A recent report from the National Consumer Law Center (NCLC) examined foreclosure mediation data from the past three years and made recommendations for best practices based on programs in place around the country. They found states with strong foreclosure programs are preventing foreclosures and saving money for investors and taxpayers.
The report found these programs can be financially self-sustaining. Small mediation fees, like the $500 per mediation session proposed in the St. Louis County ordinance, are small compared to the average of $145,000 NCLC found investors lost on average per home foreclosure in 2008.
The report also found these programs do not prolong inevitable foreclosures, as the bankers group was concerned about. For example in Philadelphia, the typical foreclosure case spent 53 days in a foreclosure conference, while the average time frame to complete an uncontested foreclosure was 10 months.

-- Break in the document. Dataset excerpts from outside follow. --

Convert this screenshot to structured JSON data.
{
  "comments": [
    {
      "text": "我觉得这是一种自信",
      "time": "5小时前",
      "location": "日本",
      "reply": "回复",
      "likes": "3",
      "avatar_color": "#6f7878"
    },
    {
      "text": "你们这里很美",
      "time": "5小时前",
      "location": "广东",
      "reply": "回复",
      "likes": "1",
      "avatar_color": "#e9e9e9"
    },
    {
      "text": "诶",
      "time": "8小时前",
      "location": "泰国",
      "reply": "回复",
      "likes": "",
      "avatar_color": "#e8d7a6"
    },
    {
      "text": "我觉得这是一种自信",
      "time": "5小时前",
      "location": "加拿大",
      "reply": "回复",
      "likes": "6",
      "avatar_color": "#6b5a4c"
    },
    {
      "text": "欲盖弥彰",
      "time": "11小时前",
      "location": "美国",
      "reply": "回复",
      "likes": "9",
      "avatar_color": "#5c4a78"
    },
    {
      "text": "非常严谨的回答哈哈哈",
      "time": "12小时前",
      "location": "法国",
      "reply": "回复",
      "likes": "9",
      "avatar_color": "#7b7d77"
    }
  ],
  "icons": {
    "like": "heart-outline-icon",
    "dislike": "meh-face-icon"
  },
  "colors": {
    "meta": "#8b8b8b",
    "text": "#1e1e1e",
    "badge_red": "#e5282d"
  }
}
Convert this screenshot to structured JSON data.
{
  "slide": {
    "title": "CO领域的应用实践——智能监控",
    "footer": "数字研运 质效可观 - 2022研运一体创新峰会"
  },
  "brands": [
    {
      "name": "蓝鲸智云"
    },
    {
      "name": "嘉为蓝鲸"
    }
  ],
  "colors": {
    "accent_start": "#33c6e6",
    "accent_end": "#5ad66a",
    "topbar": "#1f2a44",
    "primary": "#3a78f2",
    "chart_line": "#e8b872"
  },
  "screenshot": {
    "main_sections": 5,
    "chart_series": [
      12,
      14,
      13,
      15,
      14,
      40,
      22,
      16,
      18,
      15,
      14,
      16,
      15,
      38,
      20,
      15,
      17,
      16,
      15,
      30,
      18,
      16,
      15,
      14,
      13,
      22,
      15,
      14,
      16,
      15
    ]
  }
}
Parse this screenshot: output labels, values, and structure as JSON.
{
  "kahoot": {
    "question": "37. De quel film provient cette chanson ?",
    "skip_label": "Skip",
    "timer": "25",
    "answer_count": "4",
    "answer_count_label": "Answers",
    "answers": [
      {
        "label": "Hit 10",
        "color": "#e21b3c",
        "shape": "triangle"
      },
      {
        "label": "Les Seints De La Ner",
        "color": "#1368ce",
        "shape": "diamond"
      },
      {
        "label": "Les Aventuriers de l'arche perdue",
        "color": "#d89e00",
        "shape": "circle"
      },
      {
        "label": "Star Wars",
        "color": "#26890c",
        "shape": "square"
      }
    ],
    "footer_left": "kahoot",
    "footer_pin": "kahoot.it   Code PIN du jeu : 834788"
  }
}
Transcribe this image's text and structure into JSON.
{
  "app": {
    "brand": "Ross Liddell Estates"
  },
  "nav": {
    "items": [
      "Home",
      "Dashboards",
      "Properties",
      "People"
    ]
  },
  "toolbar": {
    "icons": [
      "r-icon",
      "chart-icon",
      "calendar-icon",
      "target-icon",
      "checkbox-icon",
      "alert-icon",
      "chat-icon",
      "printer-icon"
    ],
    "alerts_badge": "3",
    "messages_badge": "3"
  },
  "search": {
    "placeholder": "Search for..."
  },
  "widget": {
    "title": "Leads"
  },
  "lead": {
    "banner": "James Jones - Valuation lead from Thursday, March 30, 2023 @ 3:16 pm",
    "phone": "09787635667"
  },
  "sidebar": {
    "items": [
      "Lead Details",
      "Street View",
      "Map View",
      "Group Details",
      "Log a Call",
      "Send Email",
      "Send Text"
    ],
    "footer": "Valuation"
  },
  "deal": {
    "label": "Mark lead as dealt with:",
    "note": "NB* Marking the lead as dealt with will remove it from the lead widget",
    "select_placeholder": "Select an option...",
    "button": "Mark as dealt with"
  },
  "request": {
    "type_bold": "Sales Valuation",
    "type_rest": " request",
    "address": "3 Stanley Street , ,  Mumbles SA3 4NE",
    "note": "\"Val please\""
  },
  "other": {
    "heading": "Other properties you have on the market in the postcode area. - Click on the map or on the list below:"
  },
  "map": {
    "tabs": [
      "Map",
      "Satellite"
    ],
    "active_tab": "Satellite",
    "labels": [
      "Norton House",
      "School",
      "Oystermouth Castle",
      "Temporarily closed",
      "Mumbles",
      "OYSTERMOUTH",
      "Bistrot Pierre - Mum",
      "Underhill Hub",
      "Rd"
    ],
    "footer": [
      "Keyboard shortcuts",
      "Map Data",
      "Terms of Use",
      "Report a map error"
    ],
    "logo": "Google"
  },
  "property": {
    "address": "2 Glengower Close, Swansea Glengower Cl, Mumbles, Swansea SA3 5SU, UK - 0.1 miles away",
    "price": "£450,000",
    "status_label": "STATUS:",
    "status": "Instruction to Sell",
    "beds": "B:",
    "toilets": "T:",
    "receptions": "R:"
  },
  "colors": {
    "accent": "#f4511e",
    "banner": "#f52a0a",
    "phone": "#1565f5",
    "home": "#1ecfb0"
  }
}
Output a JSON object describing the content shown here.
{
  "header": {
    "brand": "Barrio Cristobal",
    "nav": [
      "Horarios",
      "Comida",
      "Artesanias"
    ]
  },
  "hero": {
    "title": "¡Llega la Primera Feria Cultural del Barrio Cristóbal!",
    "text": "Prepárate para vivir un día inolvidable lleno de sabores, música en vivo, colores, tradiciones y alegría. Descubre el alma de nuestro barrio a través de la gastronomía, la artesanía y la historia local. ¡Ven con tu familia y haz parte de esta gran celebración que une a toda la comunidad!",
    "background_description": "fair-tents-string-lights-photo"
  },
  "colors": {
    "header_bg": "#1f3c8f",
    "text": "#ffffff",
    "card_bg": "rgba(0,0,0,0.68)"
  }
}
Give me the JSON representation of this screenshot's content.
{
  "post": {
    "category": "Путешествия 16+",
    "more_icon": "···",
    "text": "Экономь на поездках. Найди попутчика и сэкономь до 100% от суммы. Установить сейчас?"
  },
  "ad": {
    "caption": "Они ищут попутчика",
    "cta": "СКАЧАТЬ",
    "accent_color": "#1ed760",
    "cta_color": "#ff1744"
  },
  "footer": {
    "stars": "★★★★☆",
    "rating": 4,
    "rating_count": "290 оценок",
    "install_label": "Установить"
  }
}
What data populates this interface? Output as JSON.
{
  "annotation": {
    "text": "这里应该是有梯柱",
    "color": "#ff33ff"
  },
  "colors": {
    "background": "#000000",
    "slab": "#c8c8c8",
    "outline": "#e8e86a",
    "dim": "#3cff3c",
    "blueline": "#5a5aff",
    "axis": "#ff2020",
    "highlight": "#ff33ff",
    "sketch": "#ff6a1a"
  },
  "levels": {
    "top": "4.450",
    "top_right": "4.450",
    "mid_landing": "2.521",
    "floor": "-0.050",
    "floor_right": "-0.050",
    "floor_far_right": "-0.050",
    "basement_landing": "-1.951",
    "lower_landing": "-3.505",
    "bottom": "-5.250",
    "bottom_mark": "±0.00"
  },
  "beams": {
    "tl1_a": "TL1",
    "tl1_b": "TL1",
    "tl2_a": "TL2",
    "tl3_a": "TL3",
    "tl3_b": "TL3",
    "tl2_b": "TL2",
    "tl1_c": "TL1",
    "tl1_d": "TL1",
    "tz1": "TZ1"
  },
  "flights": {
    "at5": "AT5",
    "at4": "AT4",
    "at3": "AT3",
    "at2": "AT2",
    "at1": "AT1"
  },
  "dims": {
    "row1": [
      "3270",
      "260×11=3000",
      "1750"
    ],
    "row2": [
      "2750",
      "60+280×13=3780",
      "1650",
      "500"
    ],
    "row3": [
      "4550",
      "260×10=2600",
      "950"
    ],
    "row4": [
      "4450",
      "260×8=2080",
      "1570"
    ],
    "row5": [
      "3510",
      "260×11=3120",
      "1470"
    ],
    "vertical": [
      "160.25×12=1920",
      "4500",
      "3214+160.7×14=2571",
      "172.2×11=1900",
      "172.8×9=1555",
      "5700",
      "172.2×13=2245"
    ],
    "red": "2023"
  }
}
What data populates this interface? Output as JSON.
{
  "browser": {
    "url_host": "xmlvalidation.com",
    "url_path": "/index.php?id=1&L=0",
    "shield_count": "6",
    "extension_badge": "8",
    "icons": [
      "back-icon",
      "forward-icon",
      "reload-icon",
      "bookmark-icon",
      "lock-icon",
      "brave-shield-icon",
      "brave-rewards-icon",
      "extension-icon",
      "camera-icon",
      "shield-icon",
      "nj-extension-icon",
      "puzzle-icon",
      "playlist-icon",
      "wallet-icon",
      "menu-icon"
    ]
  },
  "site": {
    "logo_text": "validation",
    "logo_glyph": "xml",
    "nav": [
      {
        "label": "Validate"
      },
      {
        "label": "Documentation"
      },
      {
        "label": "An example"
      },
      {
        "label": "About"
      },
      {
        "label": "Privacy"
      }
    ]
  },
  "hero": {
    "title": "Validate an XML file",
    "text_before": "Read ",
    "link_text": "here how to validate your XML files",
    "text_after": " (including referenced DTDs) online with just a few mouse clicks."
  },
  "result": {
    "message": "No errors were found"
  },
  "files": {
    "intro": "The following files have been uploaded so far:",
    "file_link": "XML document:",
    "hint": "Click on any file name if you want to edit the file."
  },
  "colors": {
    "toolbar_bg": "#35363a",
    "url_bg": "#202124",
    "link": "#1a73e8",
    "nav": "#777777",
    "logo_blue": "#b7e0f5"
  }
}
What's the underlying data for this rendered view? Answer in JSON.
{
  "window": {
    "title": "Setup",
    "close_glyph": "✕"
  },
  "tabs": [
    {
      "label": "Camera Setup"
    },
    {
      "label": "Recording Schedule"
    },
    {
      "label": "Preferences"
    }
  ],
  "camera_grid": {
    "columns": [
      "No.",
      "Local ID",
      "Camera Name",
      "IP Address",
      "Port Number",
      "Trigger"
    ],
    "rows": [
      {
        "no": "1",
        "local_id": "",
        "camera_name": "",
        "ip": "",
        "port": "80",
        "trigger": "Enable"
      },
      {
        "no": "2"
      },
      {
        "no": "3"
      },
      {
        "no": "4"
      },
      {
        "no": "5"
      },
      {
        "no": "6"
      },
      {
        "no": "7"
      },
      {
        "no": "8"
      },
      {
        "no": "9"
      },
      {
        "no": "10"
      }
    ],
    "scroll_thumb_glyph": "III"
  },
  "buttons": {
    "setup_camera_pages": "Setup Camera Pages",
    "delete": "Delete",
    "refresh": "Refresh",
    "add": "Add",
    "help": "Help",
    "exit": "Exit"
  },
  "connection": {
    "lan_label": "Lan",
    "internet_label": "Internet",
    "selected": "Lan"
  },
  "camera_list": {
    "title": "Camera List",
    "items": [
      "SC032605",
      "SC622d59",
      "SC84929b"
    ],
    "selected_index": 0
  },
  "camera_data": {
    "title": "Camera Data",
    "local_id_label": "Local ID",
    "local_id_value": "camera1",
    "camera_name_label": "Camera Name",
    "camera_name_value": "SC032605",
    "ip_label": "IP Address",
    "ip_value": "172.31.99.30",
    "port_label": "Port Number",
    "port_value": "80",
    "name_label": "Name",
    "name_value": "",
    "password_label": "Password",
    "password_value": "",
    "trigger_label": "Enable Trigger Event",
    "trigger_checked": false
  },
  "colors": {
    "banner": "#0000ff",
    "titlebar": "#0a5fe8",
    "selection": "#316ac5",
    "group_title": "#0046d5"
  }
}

The report recommends the adoption of mediation programs with strong outreach components and enforceable standards. They found success in programs in New York and Connecticut.
During each of the years 2010 and 2011, New York courts conducted over 80,000 conferences in foreclosure cases. Before the courts implemented this foreclosure conference system, homeowners did not participate at all in about 90% of the foreclosure cases, Now, homeowners appear for conferences to discuss settlement options with their lenders in 90% of the cases, a complete reversal of the prior dynamic.
Similarly Swanstrom highlights a 2011 program in the state of Nevada, which like Missouri does not require judges to review foreclosures. There last year 15% of homeowners facing foreclosure chose mediation, and 78% of those were able to avoid foreclosure. In comparison there were 4,749 distressed sales in St. Louis County in 2010, almost all of which were foreclosure cases.
“If a mediation program like Nevada’s had been in place,” Swanstrom writes “I estimate that 558 foreclosures could have been prevented, increasing property values by $114.6 million and giving local governments an additional $1.4 million in tax revenues.”
The NCLC report also found such programs can help preserve gains in minority home ownership that have been slipping over the past decade.
The ordinance in St. Louis County is held up in court and the St. Louis County Council is considering changes to the law in response to the bankers’ concerns. But the mayor of St. Louis is apparently also considering similar proposals.